Tuttavia nei cuori di tutti gli appassionati di pallacanestro di tutto il mondo non può non essere rimasta la prima sfida tra i Lakers e Philadelphia. Hanno vinto i Sixers dopo un overtime, grazie ai 48 punti di Iverson. Ma, come detto prima, i numeri lo offendono. Non è con il tabellino che si può spiegare il fascino magnetico con la quale trascina i suoi compagni di squadra a lottare su ogni pallone come se fosse l'ultimo. Lui stesso si lancia con i suoi 183 cm contro qualsiasi avversario, Shaq compreso. Icona di quella partita è il canestro di Iverson su Lue che, dopo esser caduto a terra, viene scavalcato dal numero 3 dei Sixers.

Questo era Allen Iverson: un leone in un corpo di un ghepardo.
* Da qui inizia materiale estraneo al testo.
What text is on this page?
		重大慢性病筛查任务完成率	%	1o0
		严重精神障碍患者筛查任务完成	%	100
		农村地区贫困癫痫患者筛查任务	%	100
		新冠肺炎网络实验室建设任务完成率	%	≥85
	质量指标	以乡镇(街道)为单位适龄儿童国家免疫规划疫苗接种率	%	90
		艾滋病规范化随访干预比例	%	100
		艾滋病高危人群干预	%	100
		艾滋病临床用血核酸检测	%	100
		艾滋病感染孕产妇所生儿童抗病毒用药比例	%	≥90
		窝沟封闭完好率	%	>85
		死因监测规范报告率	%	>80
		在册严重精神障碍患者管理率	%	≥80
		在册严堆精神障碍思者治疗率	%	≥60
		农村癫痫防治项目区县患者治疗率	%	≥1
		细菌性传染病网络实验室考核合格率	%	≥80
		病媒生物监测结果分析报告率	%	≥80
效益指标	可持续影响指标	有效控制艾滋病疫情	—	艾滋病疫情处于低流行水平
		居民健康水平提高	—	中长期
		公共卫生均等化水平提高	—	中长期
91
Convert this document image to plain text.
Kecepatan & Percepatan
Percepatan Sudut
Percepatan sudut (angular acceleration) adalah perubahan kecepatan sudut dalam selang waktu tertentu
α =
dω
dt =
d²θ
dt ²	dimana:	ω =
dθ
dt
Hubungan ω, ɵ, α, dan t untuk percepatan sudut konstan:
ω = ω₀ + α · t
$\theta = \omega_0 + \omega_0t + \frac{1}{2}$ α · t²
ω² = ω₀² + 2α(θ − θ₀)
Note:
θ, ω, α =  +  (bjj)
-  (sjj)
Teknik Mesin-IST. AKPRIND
Il carattere però era altrettanto focoso: famosa è la sua conferenza stampa in cui ha dichiarato che allenarsi non è cosi importante, che lui combatte ogni sera con tutto sé stesso. Probabilmente insieme a Karl Malone (il Postino), John Stockton e Charles Barkley è stato uno dei giocatori più forti della storia NBA a non aver mai vinto un titolo.
Ma non è per questo che ci ricorderemo di Allen Ezail Iverson. Di lui ci rimarranno le incredibili giocate, il crossover su Michael Jordan al primo anno da professionista, il suo inconfondibile stile Hip Hop e una personalità genuina, mai intaccata dalla fama o dai soldi.

Degli ultimi anni non parlerò, perché quello che mi è rimasto in mente è solo che "fino a quando mangerò io, mangeranno tutti", un genio vestito da rapper su un parquet: Allen Iverson.